The Bircher/Goldwater/Supply-Sider/Anti-Tax Jihadists have been waging the same war for decades now, and it is – and always has been – a war against moderation. To paraphrase one of the founders of their movement, Barry Goldwater, these people completely believe that extremism in defense of their goals is no vice. On the contrary, since Bush Jr. was installed in the Oval Office, these people have become only more devoted to purging from their lists any person who deviates the slightest bit from their increasingly stringent tests of “conservatism.”
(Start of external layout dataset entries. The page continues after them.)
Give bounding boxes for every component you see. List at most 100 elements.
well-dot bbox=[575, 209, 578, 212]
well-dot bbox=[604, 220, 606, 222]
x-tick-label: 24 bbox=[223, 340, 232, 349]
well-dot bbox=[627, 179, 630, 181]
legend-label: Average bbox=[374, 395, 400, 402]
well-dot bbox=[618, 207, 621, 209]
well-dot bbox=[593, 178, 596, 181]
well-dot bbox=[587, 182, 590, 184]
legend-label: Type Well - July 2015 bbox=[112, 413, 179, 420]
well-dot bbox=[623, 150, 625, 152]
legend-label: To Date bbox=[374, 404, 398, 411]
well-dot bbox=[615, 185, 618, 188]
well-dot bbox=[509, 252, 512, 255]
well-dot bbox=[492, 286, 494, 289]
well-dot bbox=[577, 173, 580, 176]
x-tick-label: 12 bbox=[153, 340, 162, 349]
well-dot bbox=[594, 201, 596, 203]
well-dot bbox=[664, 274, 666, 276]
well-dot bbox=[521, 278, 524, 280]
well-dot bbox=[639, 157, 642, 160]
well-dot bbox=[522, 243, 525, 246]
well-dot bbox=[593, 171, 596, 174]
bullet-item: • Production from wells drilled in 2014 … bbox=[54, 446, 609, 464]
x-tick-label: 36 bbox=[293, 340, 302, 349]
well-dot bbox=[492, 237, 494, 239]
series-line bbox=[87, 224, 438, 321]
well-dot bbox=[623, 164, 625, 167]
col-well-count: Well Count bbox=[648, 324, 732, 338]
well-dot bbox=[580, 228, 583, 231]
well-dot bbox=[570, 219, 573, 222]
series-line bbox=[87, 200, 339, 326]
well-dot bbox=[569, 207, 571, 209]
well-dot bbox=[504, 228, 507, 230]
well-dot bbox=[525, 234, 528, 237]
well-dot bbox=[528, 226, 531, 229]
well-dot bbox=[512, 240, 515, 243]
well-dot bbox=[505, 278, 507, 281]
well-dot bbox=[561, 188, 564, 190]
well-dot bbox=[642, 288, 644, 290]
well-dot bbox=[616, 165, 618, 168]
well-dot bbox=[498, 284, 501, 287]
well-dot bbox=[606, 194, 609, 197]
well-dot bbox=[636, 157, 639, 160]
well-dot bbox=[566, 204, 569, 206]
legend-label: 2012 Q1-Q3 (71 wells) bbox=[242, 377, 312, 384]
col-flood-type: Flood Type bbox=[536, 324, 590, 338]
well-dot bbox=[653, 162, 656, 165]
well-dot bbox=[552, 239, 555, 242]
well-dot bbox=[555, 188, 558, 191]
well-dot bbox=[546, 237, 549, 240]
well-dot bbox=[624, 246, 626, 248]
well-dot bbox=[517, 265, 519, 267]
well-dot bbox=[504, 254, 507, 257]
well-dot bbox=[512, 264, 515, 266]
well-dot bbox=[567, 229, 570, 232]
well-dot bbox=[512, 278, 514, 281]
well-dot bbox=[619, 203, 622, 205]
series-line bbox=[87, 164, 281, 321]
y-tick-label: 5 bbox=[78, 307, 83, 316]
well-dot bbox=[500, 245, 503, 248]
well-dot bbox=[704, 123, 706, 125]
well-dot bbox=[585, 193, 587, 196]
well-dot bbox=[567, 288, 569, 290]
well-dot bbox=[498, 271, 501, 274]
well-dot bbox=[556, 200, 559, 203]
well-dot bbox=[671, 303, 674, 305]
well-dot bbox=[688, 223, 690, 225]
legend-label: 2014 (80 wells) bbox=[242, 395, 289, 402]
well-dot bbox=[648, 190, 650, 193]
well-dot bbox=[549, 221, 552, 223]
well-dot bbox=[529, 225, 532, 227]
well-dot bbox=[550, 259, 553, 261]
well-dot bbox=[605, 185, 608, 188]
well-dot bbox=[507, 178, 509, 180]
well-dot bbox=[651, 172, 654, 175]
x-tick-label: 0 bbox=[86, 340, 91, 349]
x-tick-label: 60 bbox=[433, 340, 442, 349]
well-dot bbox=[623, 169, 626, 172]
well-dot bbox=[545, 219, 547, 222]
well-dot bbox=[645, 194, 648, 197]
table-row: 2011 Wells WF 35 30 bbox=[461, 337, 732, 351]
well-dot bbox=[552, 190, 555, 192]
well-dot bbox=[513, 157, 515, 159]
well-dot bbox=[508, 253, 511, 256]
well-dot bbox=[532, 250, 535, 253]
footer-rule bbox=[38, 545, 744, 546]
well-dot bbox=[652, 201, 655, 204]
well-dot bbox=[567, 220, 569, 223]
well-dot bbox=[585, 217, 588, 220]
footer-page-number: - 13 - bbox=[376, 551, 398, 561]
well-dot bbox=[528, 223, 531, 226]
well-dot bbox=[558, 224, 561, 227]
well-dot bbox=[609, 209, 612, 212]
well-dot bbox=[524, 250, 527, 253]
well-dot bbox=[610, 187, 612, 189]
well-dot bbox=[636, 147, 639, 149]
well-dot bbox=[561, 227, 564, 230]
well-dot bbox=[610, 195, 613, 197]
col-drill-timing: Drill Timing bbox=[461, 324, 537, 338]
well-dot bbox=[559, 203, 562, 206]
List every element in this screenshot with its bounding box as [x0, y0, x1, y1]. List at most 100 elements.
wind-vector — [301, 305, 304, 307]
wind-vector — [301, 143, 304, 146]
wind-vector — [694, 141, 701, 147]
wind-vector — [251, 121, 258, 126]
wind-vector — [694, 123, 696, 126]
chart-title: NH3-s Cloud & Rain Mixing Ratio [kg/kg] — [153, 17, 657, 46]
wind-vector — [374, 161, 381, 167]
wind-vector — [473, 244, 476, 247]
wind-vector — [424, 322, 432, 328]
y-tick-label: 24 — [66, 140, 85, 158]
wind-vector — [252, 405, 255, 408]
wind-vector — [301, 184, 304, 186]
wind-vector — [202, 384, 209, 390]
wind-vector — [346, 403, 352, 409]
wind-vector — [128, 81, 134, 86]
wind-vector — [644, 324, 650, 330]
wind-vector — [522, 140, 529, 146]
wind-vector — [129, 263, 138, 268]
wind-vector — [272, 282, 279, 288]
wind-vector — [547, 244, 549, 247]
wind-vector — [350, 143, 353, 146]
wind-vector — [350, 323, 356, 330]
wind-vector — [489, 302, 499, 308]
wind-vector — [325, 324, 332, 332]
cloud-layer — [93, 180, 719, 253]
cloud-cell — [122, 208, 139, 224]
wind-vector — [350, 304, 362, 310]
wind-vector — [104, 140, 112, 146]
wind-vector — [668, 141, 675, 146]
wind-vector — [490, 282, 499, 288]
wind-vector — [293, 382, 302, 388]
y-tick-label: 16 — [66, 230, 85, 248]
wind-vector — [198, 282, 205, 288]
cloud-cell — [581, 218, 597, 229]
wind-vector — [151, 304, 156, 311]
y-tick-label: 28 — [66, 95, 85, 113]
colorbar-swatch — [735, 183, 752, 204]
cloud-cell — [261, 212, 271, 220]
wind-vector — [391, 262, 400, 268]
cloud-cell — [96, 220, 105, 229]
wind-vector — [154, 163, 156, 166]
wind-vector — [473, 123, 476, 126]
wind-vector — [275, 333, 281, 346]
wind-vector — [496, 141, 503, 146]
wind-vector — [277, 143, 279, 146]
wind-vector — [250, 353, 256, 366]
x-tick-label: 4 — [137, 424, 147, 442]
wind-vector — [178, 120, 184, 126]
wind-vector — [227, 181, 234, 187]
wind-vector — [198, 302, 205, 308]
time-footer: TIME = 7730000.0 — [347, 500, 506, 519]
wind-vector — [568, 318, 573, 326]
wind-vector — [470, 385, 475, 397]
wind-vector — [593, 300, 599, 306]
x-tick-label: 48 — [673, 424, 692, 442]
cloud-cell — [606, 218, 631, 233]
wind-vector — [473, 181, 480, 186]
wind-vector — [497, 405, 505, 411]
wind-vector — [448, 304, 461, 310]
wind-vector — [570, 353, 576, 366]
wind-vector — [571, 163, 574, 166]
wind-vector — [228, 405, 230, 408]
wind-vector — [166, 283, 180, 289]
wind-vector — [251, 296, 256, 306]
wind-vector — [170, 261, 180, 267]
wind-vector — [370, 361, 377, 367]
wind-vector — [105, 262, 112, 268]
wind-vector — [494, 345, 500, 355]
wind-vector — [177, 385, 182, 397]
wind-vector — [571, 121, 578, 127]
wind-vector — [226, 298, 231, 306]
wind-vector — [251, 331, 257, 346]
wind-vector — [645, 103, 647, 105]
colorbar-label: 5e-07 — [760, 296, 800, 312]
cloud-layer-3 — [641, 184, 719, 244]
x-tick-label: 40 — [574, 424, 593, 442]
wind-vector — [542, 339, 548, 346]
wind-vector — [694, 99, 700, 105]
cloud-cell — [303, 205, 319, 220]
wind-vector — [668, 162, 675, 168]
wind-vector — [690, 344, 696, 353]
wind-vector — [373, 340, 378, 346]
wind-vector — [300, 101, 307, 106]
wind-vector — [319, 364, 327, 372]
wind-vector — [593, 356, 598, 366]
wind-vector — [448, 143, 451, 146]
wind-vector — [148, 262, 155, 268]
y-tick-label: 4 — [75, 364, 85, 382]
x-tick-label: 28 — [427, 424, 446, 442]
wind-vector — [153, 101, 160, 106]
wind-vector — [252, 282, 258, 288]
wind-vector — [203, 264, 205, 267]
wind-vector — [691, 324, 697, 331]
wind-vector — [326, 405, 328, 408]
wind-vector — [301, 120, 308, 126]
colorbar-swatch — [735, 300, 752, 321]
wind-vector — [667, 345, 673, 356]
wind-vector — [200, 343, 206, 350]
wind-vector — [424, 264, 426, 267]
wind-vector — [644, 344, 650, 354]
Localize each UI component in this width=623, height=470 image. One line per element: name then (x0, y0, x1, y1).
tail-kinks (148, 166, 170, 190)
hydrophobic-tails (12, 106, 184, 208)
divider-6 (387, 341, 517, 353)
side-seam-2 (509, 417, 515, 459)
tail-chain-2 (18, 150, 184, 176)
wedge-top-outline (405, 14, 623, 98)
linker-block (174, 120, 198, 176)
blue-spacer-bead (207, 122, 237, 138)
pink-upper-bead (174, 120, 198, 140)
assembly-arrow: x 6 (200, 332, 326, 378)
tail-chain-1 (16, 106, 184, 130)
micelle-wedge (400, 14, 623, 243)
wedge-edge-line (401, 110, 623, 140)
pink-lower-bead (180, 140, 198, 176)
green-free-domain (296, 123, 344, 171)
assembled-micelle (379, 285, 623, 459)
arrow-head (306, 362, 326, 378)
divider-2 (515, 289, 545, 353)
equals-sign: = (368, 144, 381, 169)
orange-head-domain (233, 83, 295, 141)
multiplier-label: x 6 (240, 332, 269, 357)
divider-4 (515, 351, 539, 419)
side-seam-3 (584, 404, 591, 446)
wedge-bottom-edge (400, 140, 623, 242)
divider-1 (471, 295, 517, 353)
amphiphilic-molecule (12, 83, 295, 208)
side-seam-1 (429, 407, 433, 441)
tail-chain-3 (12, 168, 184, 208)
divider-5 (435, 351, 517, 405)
The bottom line is that there will be no “bipartisanship solutions” to our domestic policy disputes until – once again – both parties reach a consensus as to what the nation’s ultimate goals should be and how the nation should reach those goals. And that won’t happen until the political war that is now being waged is finally won by one side or the other. Until that occurs, the political press does our low-information voters a disservice by refusing to spell out that we are in a political battle and they would be wise to pick a side. Continuing to call for “bipartisan solutions driven by moderates” is to demand something that simply cannot be produced – like blood from a stone – and only confuses a polity that finds politics fairly uninteresting to begin with.